David Foon-Wai Chiu, who had operated a Richmond driving school, pleaded guilty in July to bribing a former driving examiner of the Insurance Corp. of B.C. and defrauding the auto insurer.
Details of Chiu's driver's licence scheme were revealed in his sentencing hearing in a Vancouver court.
Crown prosecutor Kevin Marks described Chiu's operation as well organized, sophisticated and was motivated by greed.
Chiu, 52, advertised in Chinese-language newspapers and guaranteed clients they could get their B.C. driver's licences with "no English needed, guaranteed top marks, pass in one try," the court heard.
The scheme, with the help of a former ICBC driving examiner, assisted 54 people, who were mostly women and were recent immigrants from China, to obtain their licences without completing the required testing. They either avoided taking a knowledge test or a road test, or in some cases, both.
The people who obtained their driver's licences by fraud in this case were not charged, but ICBC revoked all their licences.

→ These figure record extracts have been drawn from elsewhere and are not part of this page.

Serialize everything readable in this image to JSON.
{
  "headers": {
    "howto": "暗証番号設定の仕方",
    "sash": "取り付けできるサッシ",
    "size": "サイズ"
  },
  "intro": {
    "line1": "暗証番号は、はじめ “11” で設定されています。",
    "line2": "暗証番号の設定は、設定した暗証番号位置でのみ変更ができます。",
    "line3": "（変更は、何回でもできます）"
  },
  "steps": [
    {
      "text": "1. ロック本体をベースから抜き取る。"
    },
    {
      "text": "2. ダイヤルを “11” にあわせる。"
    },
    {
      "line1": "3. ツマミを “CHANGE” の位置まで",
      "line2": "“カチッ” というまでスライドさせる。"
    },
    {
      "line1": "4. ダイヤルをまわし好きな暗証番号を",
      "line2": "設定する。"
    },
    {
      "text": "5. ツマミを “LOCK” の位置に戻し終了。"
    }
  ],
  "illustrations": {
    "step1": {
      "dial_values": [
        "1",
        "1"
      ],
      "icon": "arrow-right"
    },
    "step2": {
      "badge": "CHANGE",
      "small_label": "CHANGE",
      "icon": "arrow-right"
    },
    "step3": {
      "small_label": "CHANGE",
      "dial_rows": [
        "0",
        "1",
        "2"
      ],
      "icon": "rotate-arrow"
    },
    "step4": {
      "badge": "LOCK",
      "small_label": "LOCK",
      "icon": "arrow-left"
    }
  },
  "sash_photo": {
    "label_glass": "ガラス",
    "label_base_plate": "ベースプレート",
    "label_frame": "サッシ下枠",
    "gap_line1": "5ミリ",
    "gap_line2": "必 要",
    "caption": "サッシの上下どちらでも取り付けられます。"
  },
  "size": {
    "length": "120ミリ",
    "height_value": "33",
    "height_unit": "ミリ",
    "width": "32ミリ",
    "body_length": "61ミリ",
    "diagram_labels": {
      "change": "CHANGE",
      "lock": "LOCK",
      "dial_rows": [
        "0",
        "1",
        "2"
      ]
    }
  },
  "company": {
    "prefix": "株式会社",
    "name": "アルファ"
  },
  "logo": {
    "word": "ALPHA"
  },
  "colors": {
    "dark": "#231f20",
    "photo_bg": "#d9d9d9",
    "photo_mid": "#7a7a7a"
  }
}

Marks said Monday that Chiu made up to $150,000 from the scheme in a two-and-a-half-year period while operating the now-defunct Dragon Driving School Canada Ltd.
Crispina Diaz, a former employee of the ICBC drivers services centre in Burnaby, has been sentenced to a conditional sentence of two years less a day for her part in the scam.
The Crown is asking the judge to send Chiu to prison for up to three years.